Manifestering
William Hogarth, Printmaker:
Credulity, Superstition, and Fanaticism. A Medley.
(1762)
" … never grant us any deeper understanding."
Publishing exists as an essentially infinite field. From an author's perspective, interacting with it carries all the context markers of any encounter with any infinite, by which I mean that there's no reasoning with it. Any individual interaction holds an essentially random possibility for any outcome: positive, negative, but mostly indifferent. In this way, at least, publishing does not quite qualify as a classic system. I might better describe it as a field and its products as perturbations. Something happens, but whatever occurs was never beforehand predictable. One casts into Publishing without ever knowing what might become of the encounter. One might dream of great good fortune, but there's no guaranteeing any outcome. The best anyone can promise might be an entry, an attractive offering. Whether anyone reads the damned thing, a matter of marketing, by which I mean a matter of credulity, superstition, and fanaticism: mysticism.
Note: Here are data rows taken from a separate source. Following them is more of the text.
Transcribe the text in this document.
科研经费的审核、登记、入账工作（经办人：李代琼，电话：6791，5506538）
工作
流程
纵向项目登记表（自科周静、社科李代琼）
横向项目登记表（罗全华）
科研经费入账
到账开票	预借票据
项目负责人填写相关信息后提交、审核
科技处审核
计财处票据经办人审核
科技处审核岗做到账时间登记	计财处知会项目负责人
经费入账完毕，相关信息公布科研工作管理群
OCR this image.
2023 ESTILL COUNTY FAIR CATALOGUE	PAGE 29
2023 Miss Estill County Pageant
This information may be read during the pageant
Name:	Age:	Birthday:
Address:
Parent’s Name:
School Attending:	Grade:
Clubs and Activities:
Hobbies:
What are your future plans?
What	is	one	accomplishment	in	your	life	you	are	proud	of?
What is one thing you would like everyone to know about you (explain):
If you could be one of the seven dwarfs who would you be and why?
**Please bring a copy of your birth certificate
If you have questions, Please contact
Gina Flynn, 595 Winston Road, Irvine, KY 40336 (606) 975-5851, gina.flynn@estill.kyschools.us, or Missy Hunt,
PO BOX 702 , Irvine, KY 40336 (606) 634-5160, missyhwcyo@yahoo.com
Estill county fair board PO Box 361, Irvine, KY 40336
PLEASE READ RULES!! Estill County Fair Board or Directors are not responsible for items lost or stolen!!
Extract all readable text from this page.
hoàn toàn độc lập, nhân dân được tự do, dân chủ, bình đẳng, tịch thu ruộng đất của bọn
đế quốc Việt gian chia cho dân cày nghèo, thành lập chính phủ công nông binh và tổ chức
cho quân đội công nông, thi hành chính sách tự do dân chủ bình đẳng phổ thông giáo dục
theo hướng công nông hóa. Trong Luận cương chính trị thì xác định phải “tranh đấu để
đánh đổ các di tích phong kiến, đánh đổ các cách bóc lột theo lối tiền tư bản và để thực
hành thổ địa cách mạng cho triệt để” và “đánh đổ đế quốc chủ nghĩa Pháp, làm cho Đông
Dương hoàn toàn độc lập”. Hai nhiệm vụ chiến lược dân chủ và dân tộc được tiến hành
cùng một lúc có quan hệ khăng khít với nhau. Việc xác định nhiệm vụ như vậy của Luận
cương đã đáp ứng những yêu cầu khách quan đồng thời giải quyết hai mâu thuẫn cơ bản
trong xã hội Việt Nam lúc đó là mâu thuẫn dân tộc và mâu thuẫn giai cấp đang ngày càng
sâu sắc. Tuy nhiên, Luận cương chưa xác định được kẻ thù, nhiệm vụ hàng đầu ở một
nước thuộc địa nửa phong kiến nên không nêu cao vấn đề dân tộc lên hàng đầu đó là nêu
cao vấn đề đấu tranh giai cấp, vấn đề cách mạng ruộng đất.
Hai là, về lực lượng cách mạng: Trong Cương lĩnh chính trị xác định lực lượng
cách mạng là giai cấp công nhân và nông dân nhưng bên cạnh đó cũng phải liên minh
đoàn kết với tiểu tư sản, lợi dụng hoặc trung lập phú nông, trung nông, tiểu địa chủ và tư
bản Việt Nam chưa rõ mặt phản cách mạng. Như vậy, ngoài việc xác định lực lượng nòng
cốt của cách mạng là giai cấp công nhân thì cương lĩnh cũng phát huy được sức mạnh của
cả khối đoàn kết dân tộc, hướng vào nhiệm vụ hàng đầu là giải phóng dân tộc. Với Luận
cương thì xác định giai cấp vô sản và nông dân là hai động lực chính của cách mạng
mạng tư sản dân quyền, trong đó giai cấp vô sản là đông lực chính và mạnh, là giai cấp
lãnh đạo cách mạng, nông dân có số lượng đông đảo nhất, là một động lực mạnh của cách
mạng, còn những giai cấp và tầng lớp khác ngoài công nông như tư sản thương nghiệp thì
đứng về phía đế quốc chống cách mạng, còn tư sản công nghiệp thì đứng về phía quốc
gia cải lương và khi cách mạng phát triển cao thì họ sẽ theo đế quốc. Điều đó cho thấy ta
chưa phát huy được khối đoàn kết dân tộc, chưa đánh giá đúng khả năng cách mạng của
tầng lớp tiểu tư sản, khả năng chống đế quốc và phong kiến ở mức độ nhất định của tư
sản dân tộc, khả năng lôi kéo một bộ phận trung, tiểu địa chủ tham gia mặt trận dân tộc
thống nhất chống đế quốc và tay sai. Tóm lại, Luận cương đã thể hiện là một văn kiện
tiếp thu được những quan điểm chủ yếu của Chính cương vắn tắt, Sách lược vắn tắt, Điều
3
Ask any author how he happened to become successful, and the honest ones will answer with complete mystery. It was, of course, an accident. No concrete explanation could possibly exist to describe how Publishing worked in that instance. Even the author, who persisted through two and a half dozen rejections before finally stumbling upon an imprint willing to accept his manuscript, cannot explain how or why his book took off. That publisher cast the product out into a randomly vibrating market, and that work struck an attractive chord. A convergence of time and place occurred, and nobody, except by superstition, ever successfully explains how time and space converge. It just happens, though it more often doesn't.
An author must steep himself in mysticism to maintain his position in this world. He must believably imagine that his work matters, that it carries potential far beyond his keyboard, that or live a detached monk-like existence. He creates on the promise he imagines and must mostly loses the ability to crisply distinguish between imagination and promise. Neither provable, he must remain open and credible to the otherwise incredible. He deals first in this first-person fiction, whatever genre he's writing. Nonfiction might require him to produce the greatest quantities of such self-deception, its premise inevitably pure ruse because he must first filter whatever he produces through himself. He writes as if no observer exists while steadfastly observing himself doing this.
We might learn most whenever observing ourselves interacting with an infinite. We, of course, insist upon sticking with finite rules for these engagements, projecting causes and effects and generally confusing our influence with results. We deserve whatever goodness might emerge and begrudge whatever evil might appear. We firmly believe that we're working toward some state of mastery or grace, that we will, with diligent practice, come to understand, if not precisely, all things, but at least these. We cast ourselves as the hero in waiting or the failed conquerer, neither characterization more accurate than the other. We puff up ourselves with unsupportable beliefs and then come to grief or greatness without having very much influenced either result. We should properly believe that we're manifesting our futures though we're more probably Manifestering them. May God, in infinite wisdom, never grant us any deeper understanding. Amen.